Salim, a shepherd from Umm Al Kher, says that complaining about water problems ignores the root cause. In order to improve the water situation, Umm Al Kher needs to build pipes, but the village is in an area where the Israeli authorities refuse to grant building permits to Palestinians.
As recently as October, the Israeli authorities told international non-governmental development organizations that they are breaking the law if they build in the village. The Oslo Accords of 1994 placed the village in “Area C,” meaning it is under full Israeli military and civilian control.

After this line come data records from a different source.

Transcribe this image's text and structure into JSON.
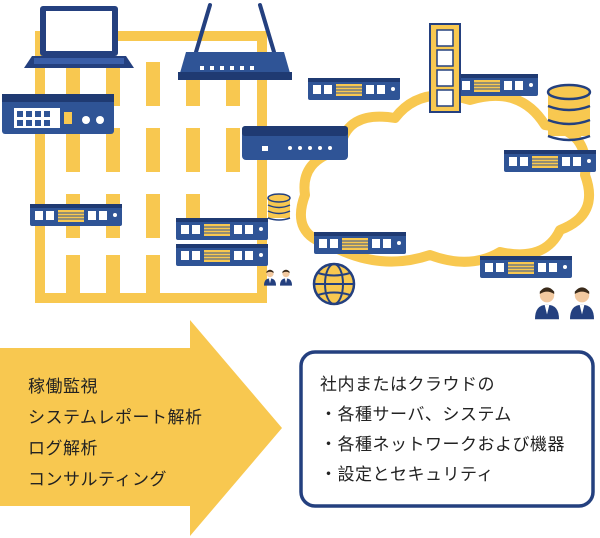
{
  "colors": {
    "yellow": "#f8c850",
    "navy": "#24407f",
    "navy_light": "#2f5496",
    "white": "#ffffff",
    "text": "#222222"
  },
  "services": {
    "items": [
      "稼働監視",
      "システムレポート解析",
      "ログ解析",
      "コンサルティング"
    ]
  },
  "targets": {
    "heading": "社内またはクラウドの",
    "items": [
      "・各種サーバ、システム",
      "・各種ネットワークおよび機器",
      "・設定とセキュリティ"
    ]
  },
  "icons": [
    "laptop-icon",
    "router-icon",
    "network-switch-icon",
    "server-icon",
    "database-icon",
    "film-strip-icon",
    "globe-icon",
    "people-icon",
    "cloud-icon",
    "building-icon"
  ]
}
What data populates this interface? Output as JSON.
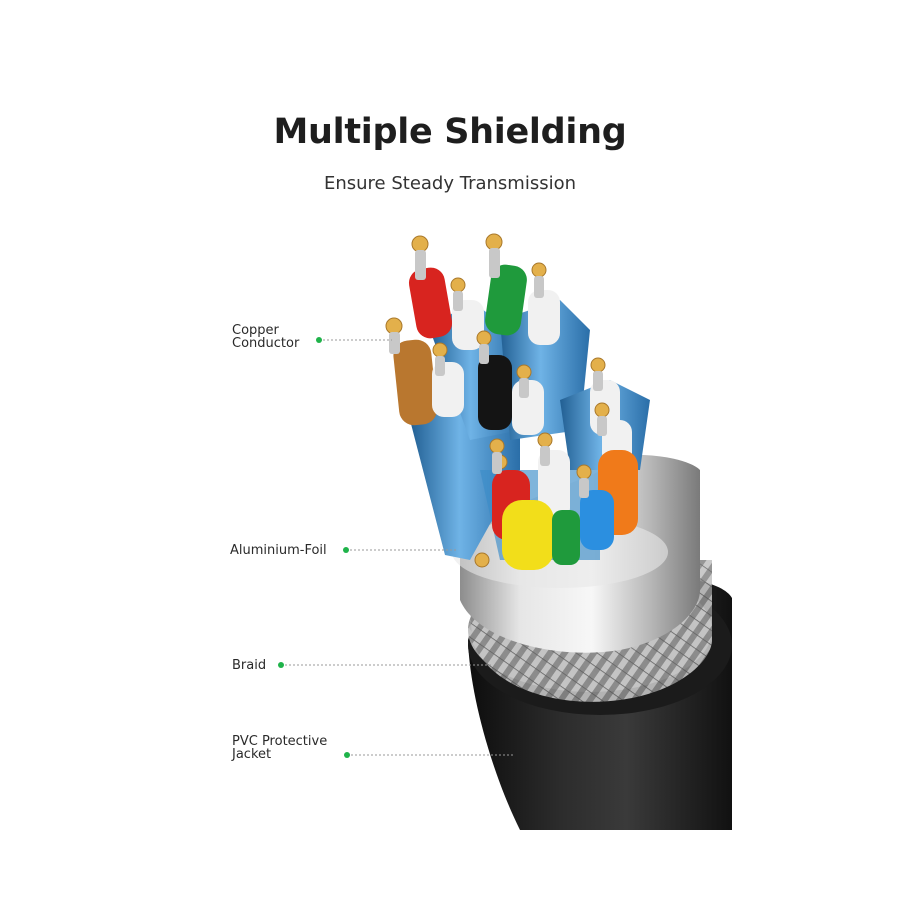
{
  "header": {
    "title": "Multiple Shielding",
    "subtitle": "Ensure Steady Transmission"
  },
  "callouts": [
    {
      "line1": "Copper",
      "line2": "Conductor"
    },
    {
      "line1": "Aluminium-Foil",
      "line2": ""
    },
    {
      "line1": "Braid",
      "line2": ""
    },
    {
      "line1": "PVC Protective",
      "line2": "Jacket"
    }
  ],
  "colors": {
    "accent_dot": "#1fb34a",
    "jacket": "#1c1c1c",
    "foil": "#c9c9c9",
    "pair_shield": "#3d8fc9",
    "wire_red": "#d8241f",
    "wire_green": "#1f9a3c",
    "wire_brown": "#b9772f",
    "wire_black": "#141414",
    "wire_yellow": "#f2de1a",
    "wire_orange": "#f07a1a",
    "wire_blue": "#2b8fe0",
    "wire_white": "#f1f1f1",
    "copper": "#e3b04b"
  }
}
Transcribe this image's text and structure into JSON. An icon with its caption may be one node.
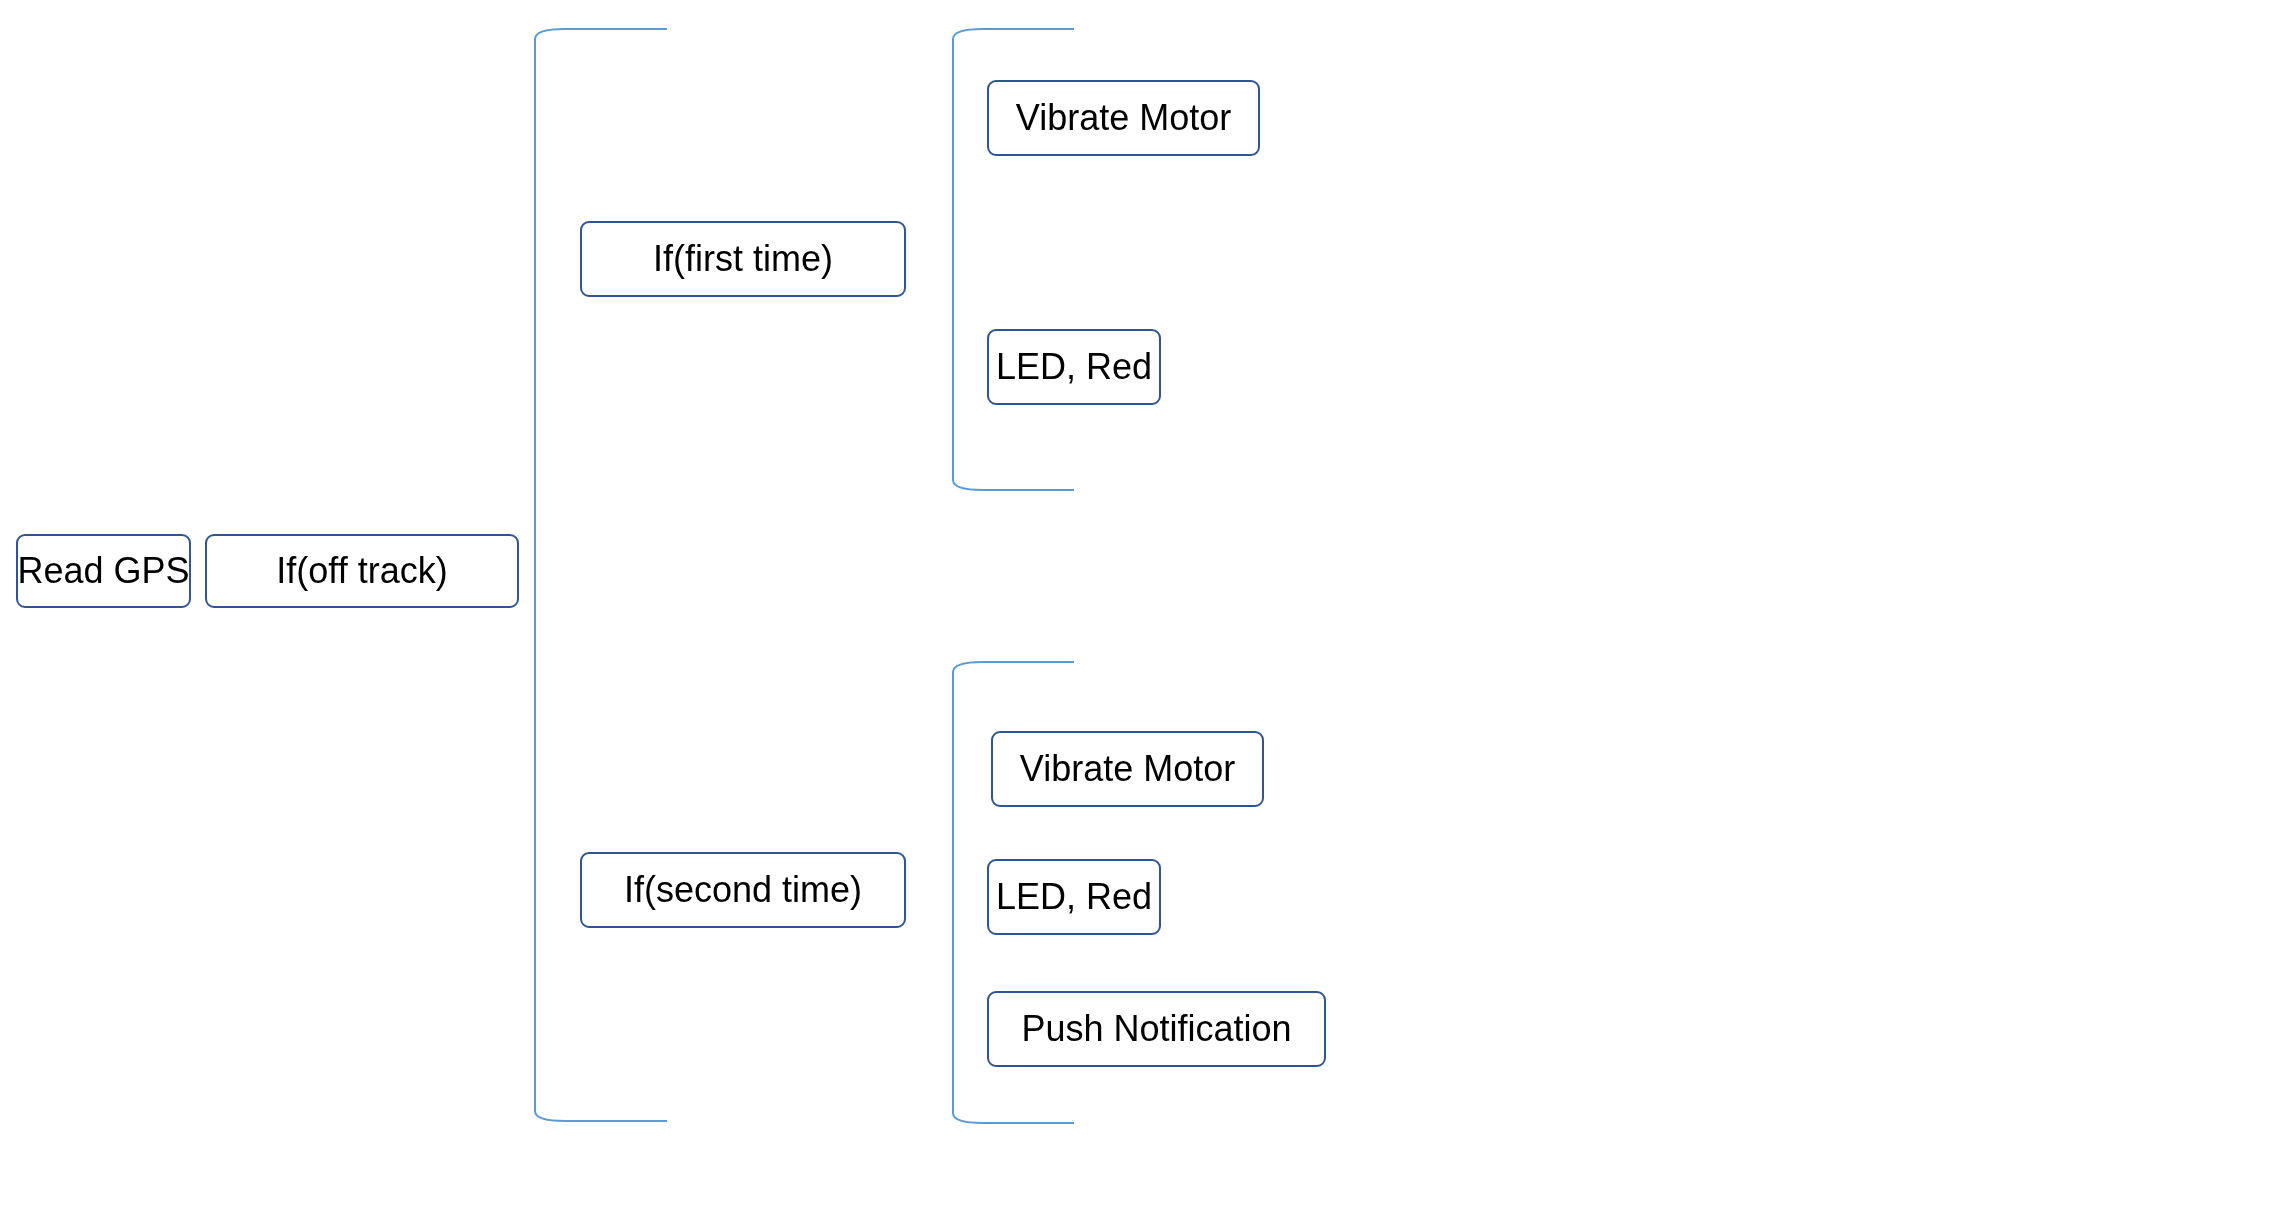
{
  "diagram": {
    "nodes": [
      {
        "text": [
          "Read GPS"
        ]
      },
      {
        "text": [
          "If(off track)"
        ]
      },
      {
        "text": [
          "If(first time)"
        ]
      },
      {
        "text": [
          "Vibrate Motor"
        ]
      },
      {
        "text": [
          "LED, Red"
        ]
      },
      {
        "text": [
          "If(second time)"
        ]
      },
      {
        "text": [
          "Vibrate Motor"
        ]
      },
      {
        "text": [
          "LED, Red"
        ]
      },
      {
        "text": [
          "Push Notification"
        ]
      }
    ]
  }
}
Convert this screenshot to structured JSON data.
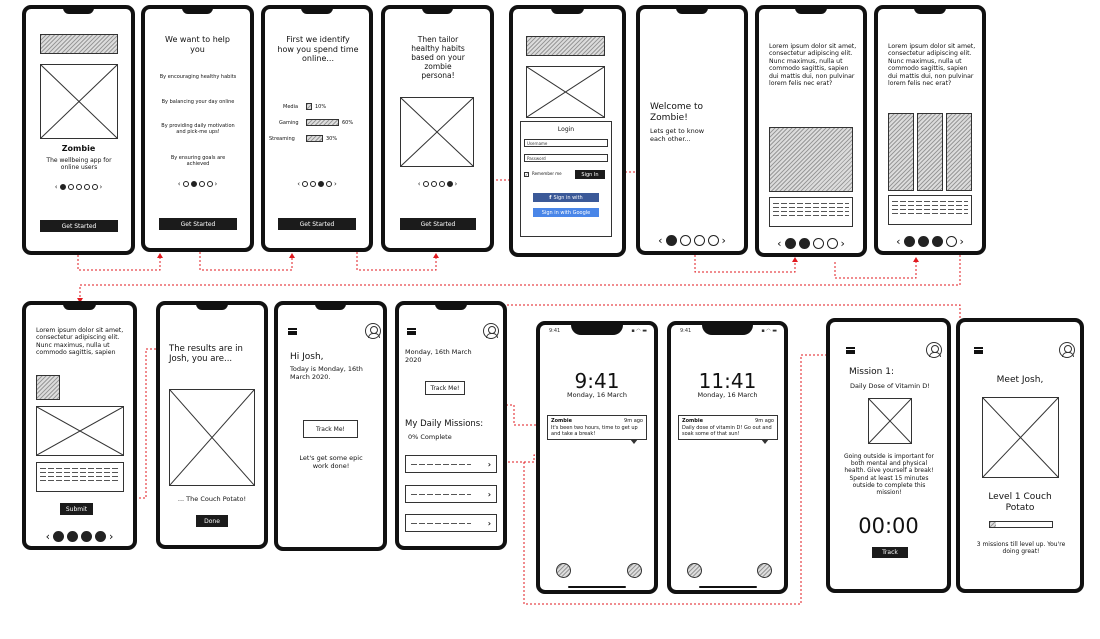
{
  "colors": {
    "flow": "#e0191f",
    "ink": "#111111",
    "facebook": "#3b5998",
    "google": "#4a86e8"
  },
  "s1": {
    "title": "Zombie",
    "tagline": "The wellbeing app for online users",
    "btn": "Get Started"
  },
  "s2": {
    "heading": "We want to help you",
    "items": [
      "By encouraging healthy habits",
      "By balancing your day online",
      "By providing daily motivation and pick-me ups!",
      "By ensuring goals are achieved"
    ],
    "btn": "Get Started"
  },
  "s3": {
    "heading": "First we identify how you spend time online...",
    "media": [
      {
        "label": "Media",
        "value": "10%",
        "fraction": 0.1
      },
      {
        "label": "Gaming",
        "value": "60%",
        "fraction": 0.6
      },
      {
        "label": "Streaming",
        "value": "30%",
        "fraction": 0.3
      }
    ],
    "btn": "Get Started"
  },
  "s4": {
    "heading": "Then tailor healthy habits based on your zombie persona!",
    "btn": "Get Started"
  },
  "s5": {
    "login_title": "Login",
    "username_ph": "Username",
    "password_ph": "Password",
    "remember": "Remember me",
    "signin": "Sign In",
    "facebook": "Sign in with",
    "google": "Sign in with Google"
  },
  "s6": {
    "heading": "Welcome to Zombie!",
    "sub": "Lets get to know each other..."
  },
  "s7": {
    "lorem": "Lorem ipsum dolor sit amet, consectetur adipiscing elit. Nunc maximus, nulla ut commodo sagittis, sapien dui mattis dui, non pulvinar lorem felis nec erat?"
  },
  "s8": {
    "lorem": "Lorem ipsum dolor sit amet, consectetur adipiscing elit. Nunc maximus, nulla ut commodo sagittis, sapien dui mattis dui, non pulvinar lorem felis nec erat?"
  },
  "s9": {
    "lorem": "Lorem ipsum dolor sit amet, consectetur adipiscing elit. Nunc maximus, nulla ut commodo sagittis, sapien",
    "btn": "Submit"
  },
  "s10": {
    "heading": "The results are in Josh, you are...",
    "result": "... The Couch Potato!",
    "btn": "Done"
  },
  "s11": {
    "greeting": "Hi Josh,",
    "date": "Today is Monday, 16th March 2020.",
    "btn": "Track Me!",
    "motto": "Let's get some epic work done!"
  },
  "s12": {
    "date": "Monday, 16th March 2020",
    "btn": "Track Me!",
    "missions_title": "My Daily Missions:",
    "complete": "0% Complete"
  },
  "s13": {
    "status_time": "9:41",
    "clock": "9:41",
    "date": "Monday, 16 March",
    "notif_app": "Zombie",
    "notif_time": "9m ago",
    "notif_body": "It's been two hours, time to get up and take a break!"
  },
  "s14": {
    "status_time": "9:41",
    "clock": "11:41",
    "date": "Monday, 16 March",
    "notif_app": "Zombie",
    "notif_time": "9m ago",
    "notif_body": "Daily dose of vitamin D! Go out and soak some of that sun!"
  },
  "s15": {
    "title": "Mission 1:",
    "subtitle": "Daily Dose of Vitamin D!",
    "body": "Going outside is important for both mental and physical health. Give yourself a break! Spend at least 15 minutes outside to complete this mission!",
    "timer": "00:00",
    "btn": "Track"
  },
  "s16": {
    "heading": "Meet Josh,",
    "level": "Level 1 Couch Potato",
    "level_progress": 0.1,
    "note": "3 missions till level up. You're doing great!"
  }
}
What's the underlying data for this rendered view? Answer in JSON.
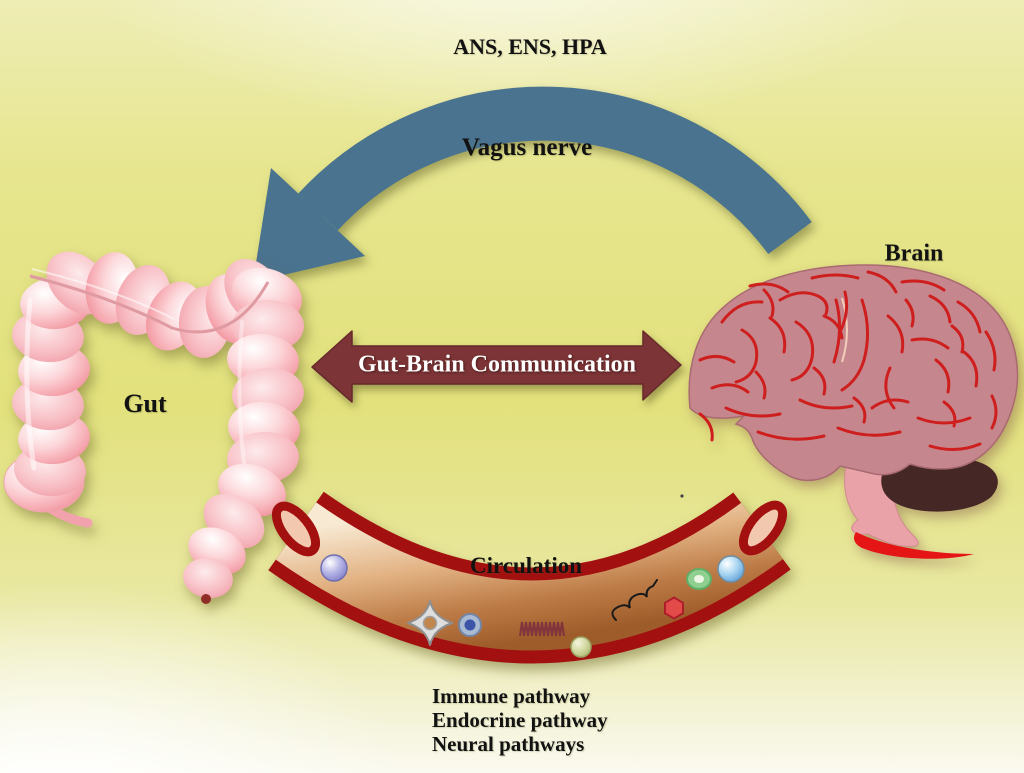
{
  "diagram": {
    "top_label": "ANS, ENS, HPA",
    "vagus_label": "Vagus nerve",
    "brain_label": "Brain",
    "gut_label": "Gut",
    "arrow_label": "Gut-Brain Communication",
    "circulation_label": "Circulation",
    "pathways": [
      "Immune pathway",
      "Endocrine pathway",
      "Neural pathways"
    ],
    "illustrations": [
      "vagus-nerve-arc-arrow",
      "gut-colon-illustration",
      "brain-illustration",
      "bidirectional-communication-arrow",
      "blood-vessel-with-circulating-cells"
    ],
    "colors": {
      "background_yellow": "#e2e17c",
      "arc_blue": "#4a7390",
      "arrow_maroon": "#7c3436",
      "vessel_wall_red": "#a31010",
      "vessel_interior_tan": "#bd7c47",
      "brain_pink": "#c5878d",
      "gyri_red": "#ce1e1e",
      "cerebellum_brown": "#452826",
      "gut_pink": "#f5a3ab",
      "text_black": "#121212",
      "arrow_text_white": "#ffffff"
    }
  }
}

The Israeli authorities do not grant permits to Palestinians in Area C, so although the residents have papers proving they own the land, they cannot build on it.
The frustration this creates is palpable within the village. The residents live underneath power lines that run from the settlement to a nearby chicken factory also belonging to the settlers. But Umm Al Kher’s residents are not connected to the electricity network.
And even though they have papers proving they own this patch of land, every structure the Bedouins have built here since 1967 has a demolition order hanging over it, including the tents. Several buildings have already been destroyed, including a toilet block.
Eid, the son of a village elder, was defiant. “Every time they destroy our buildings, we will build them again. This is our land,” he said.
His determination does not hide the fact that Umm Al Kher is in a precarious spot. Winter rains may make these hills green pastures for a few months, but the long term future of Bedouin communities like Umm Al Kher hangs in the balance.
Miranda and Paul are members of the Ecumenical Accompaniment Programme in Palestine and Israel.